El malabarismo de Junqueras en su recurso es complejo. Todavía defiende la «legitimidad» del Govern destituido, pero al tiempo reniega de la DUI y dice «compartir» el «objetivo» de la «aplicación del artículo 155» de poner en marcha un «proceso electoral», aunque haya sido «fijado por el Gobierno de España». Al final, una suerte de acatamiento suave del 155 por la vía de los hechos, pero sin llegar a reconocerlo.

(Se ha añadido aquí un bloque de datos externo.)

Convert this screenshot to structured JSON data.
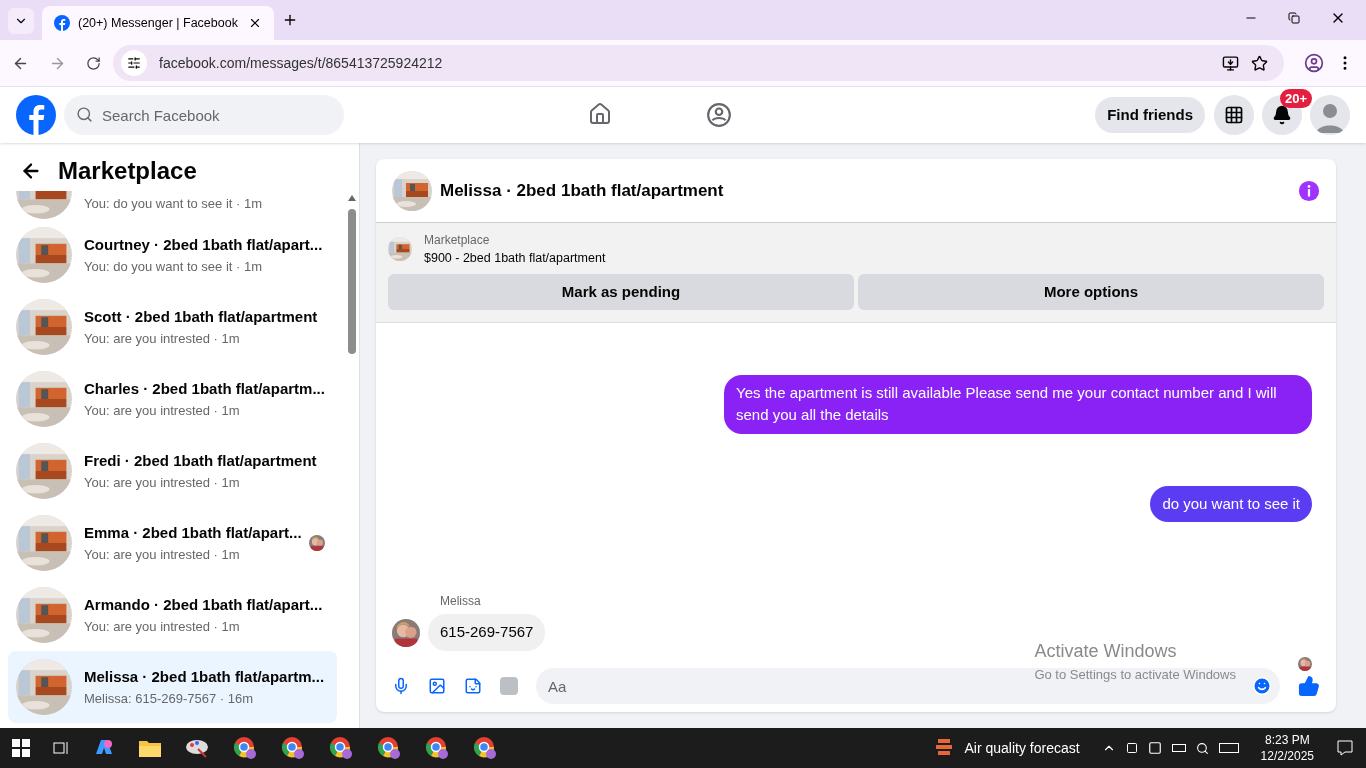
{
  "browser": {
    "tab_title": "(20+) Messenger | Facebook",
    "url": "facebook.com/messages/t/865413725924212"
  },
  "header": {
    "search_placeholder": "Search Facebook",
    "find_friends": "Find friends",
    "notification_badge": "20+"
  },
  "sidebar": {
    "title": "Marketplace",
    "items": [
      {
        "kind": "partial",
        "preview": "You: do you want to see it · 1m",
        "selected": false,
        "seen_avatar": false
      },
      {
        "kind": "full",
        "name": "Courtney · 2bed 1bath flat/apart...",
        "preview": "You: do you want to see it · 1m",
        "selected": false,
        "seen_avatar": false
      },
      {
        "kind": "full",
        "name": "Scott · 2bed 1bath flat/apartment",
        "preview": "You: are you intrested · 1m",
        "selected": false,
        "seen_avatar": false
      },
      {
        "kind": "full",
        "name": "Charles · 2bed 1bath flat/apartm...",
        "preview": "You: are you intrested · 1m",
        "selected": false,
        "seen_avatar": false
      },
      {
        "kind": "full",
        "name": "Fredi · 2bed 1bath flat/apartment",
        "preview": "You: are you intrested · 1m",
        "selected": false,
        "seen_avatar": false
      },
      {
        "kind": "full",
        "name": "Emma · 2bed 1bath flat/apart...",
        "preview": "You: are you intrested · 1m",
        "selected": false,
        "seen_avatar": true
      },
      {
        "kind": "full",
        "name": "Armando · 2bed 1bath flat/apart...",
        "preview": "You: are you intrested · 1m",
        "selected": false,
        "seen_avatar": false
      },
      {
        "kind": "full",
        "name": "Melissa · 2bed 1bath flat/apartm...",
        "preview": "Melissa: 615-269-7567 · 16m",
        "selected": true,
        "seen_avatar": false
      }
    ]
  },
  "chat": {
    "title": "Melissa · 2bed 1bath flat/apartment",
    "listing_label": "Marketplace",
    "listing_title": "$900 - 2bed 1bath flat/apartment",
    "buttons": [
      "Mark as pending",
      "More options"
    ],
    "messages": [
      {
        "kind": "outgoing",
        "text": "Yes the apartment is still available Please send me your contact number and I will send you all the details",
        "color": "#8a22f5"
      },
      {
        "kind": "outgoing",
        "text": "do you want to see it",
        "color": "#5b3cf2"
      },
      {
        "kind": "incoming",
        "sender": "Melissa",
        "text": "615-269-7567"
      }
    ],
    "composer_placeholder": "Aa"
  },
  "windows_notice": {
    "title": "Activate Windows",
    "subtitle": "Go to Settings to activate Windows"
  },
  "taskbar": {
    "weather": "Air quality forecast",
    "time": "8:23 PM",
    "date": "12/2/2025"
  }
}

«No caigamos en antiguos errores. Junqueras fue cesado por el 155 y ha decidido ganar las elecciones. Efectivamente aceptó el cese, pero desde la discrepancia política, nada más», indicó ayer en las redes sociales el letrado del exvicepresidente, Andreu Van den Eynde.

«Lesiona»

Junqueras, como la mayor parte de los exconsejeros encarcelados, no oculta que su objetivo de recuperar cuanto antes la libertad es participar en las elecciones. Por ello, insiste en que la prisión preventiva para un «actor de la escena política actual», como se define él mismo, le provoca un importante «daño reputacional» en plena precampaña.

Según el líder de Esquerra, su encarcelamiento «lesiona irremediablemente» su derecho a la participación política, pero también el del conjunto de la ciudadanía, que se ve privada del derecho a la «representación política». Así, insiste en que la prisión es una medida «profundamente desproporcionada», que podría sustituirse sin problemas por otras medidas cautelares como la retirada del pasaporte, las presentaciones regulares o una fianza.

Las elecciones son un argumento recurrente en los escritos de todos los encarcelados, particularmente en el de Forn. El que fuera consejero de Interior y máximo responsable político de los Mossos afirma que precisamente la celebración de los comicios de diciembre aminora cualquier riesgo de reiteración delictiva porque «el marco de unas elecciones y el desarrollo político futuro apuntan más bien a soluciones de compromiso y entente».

En su escrito de apelación ante la Audiencia Nacional, el exconsejero de Interior destaca que «asumió la nueva situación jurídica y cesó en el ejercicio de su función pública, sin aspavientos ni llamadas a la desobediencia». Es más, asegura que jamás instó a la rebelión a los 17.000 agentes de la policía catalana.

Como el resto de los encarcelados, Forn recuerda que no puede destruir pruebas porque está «desvestido de autoridad» y que desde su destitución no ha tomado ninguna decisión que ponga en duda la aplicación del artículo 155.